Electronic Theses, Projects, and Dissertations

12-2018

Thesis

Degree Name

Master of Arts in Mathematics

Department

Mathematics

In this project, we demonstrate our discovery of original symmetric presentations and constructions of important groups, including nonabelian simple groups, and groups that have these as factor groups. The target nonabelian simple groups include alternating, linear, and sporadic groups. We give isomorphism types for each finite homomorphic image that has been found.
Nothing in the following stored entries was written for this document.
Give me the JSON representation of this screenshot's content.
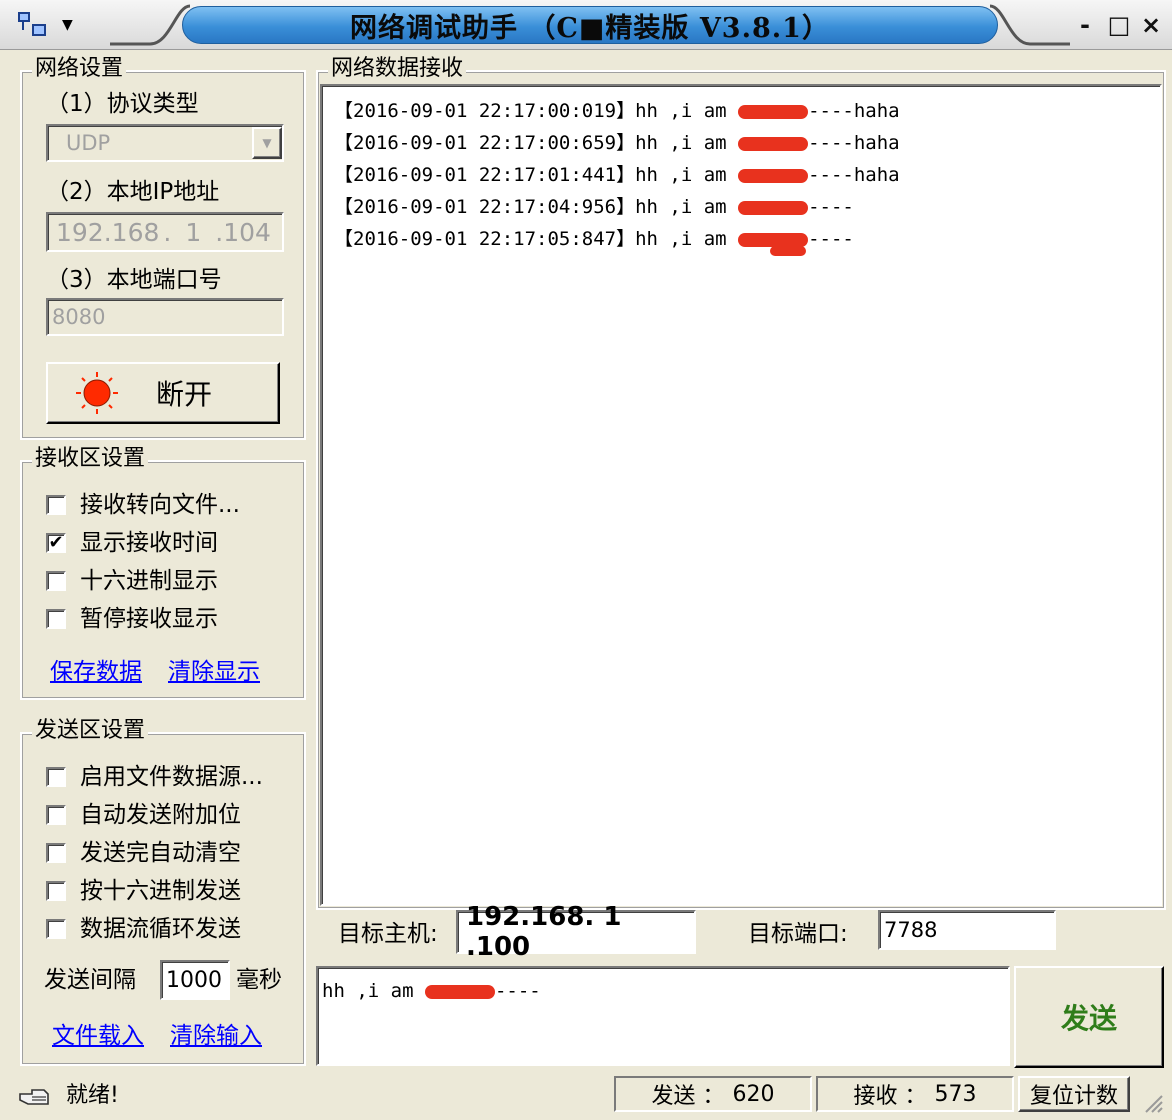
{
  "window": {
    "title": "网络调试助手 （C■精装版 V3.8.1）",
    "min_glyph": "-",
    "max_glyph": "□",
    "close_glyph": "×"
  },
  "network": {
    "group_title": "网络设置",
    "protocol_label": "（1）协议类型",
    "protocol_value": "UDP",
    "ip_label": "（2）本地IP地址",
    "ip_parts": [
      "192",
      "168",
      "1",
      "104"
    ],
    "port_label": "（3）本地端口号",
    "port_value": "8080",
    "connect_button": "断开"
  },
  "receive_settings": {
    "group_title": "接收区设置",
    "options": [
      {
        "label": "接收转向文件...",
        "checked": false
      },
      {
        "label": "显示接收时间",
        "checked": true
      },
      {
        "label": "十六进制显示",
        "checked": false
      },
      {
        "label": "暂停接收显示",
        "checked": false
      }
    ],
    "save_link": "保存数据",
    "clear_link": "清除显示"
  },
  "send_settings": {
    "group_title": "发送区设置",
    "options": [
      {
        "label": "启用文件数据源...",
        "checked": false
      },
      {
        "label": "自动发送附加位",
        "checked": false
      },
      {
        "label": "发送完自动清空",
        "checked": false
      },
      {
        "label": "按十六进制发送",
        "checked": false
      },
      {
        "label": "数据流循环发送",
        "checked": false
      }
    ],
    "interval_label": "发送间隔",
    "interval_value": "1000",
    "interval_unit": "毫秒",
    "load_link": "文件载入",
    "clear_link": "清除输入"
  },
  "receive_area": {
    "group_title": "网络数据接收",
    "lines": [
      {
        "time": "【2016-09-01 22:17:00:019】",
        "msg": "hh ,i am ",
        "tail": "----haha"
      },
      {
        "time": "【2016-09-01 22:17:00:659】",
        "msg": "hh ,i am ",
        "tail": "----haha"
      },
      {
        "time": "【2016-09-01 22:17:01:441】",
        "msg": "hh ,i am ",
        "tail": "----haha"
      },
      {
        "time": "【2016-09-01 22:17:04:956】",
        "msg": "hh ,i am ",
        "tail": "----"
      },
      {
        "time": "【2016-09-01 22:17:05:847】",
        "msg": "hh ,i am ",
        "tail": "----"
      }
    ]
  },
  "target": {
    "host_label": "目标主机:",
    "host_value": "192.168. 1 .100",
    "port_label": "目标端口:",
    "port_value": "7788"
  },
  "send_area": {
    "input_prefix": "hh ,i am ",
    "input_suffix": "----",
    "send_button": "发送"
  },
  "status": {
    "ready_text": "就绪!",
    "sent_label": "发送 ：",
    "sent_count": "620",
    "recv_label": "接收 ：",
    "recv_count": "573",
    "reset_button": "复位计数"
  },
  "colors": {
    "title_gradient": "#3a8fd8",
    "send_button_text": "#2f7d1a",
    "link": "#0000ff",
    "redaction": "#e8321e",
    "connect_indicator": "#ff2a00"
  }
}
We present original symmetric presentations of $M_{12}$, $M_{21}:(2 \times 2)$, $L_{3}(4):2^2$, $2:^{\cdot}L_{3}(4):2$, $S(4,3)$, and $S_{7}$ as homomorphism images of the progenitors $2^{*20}$ $:$ $A_{5}$, $2^{*10}$ $:$ $PGL(2,9)$, $2^{*10}$ $:$ $Aut(A_{6})$, $2^{*10}$ $:$ $A_{6}$, $2^{*10}$ $:$ $A_{5}$, and $2^{*24}$ $:$ $S_{5}$, respectively. We also construct $M_{12}$, $M_{21}:(2 \times 2)$, $L_{3}(4):2^2$, $L_{3}(4):2^2$, $2:^{\cdot}L_{3}(4):2$, $S(4,3)$, and $S_{7}$ over $A_{5}$, $PGL(2,9)$, $Aut(A_{6})$, $A_{6}$, $A_{5}$, and $S_{5}$, respectively, using our technique of double coset enumeration. All of the symmetric presentations given are original to the best of our knowledge.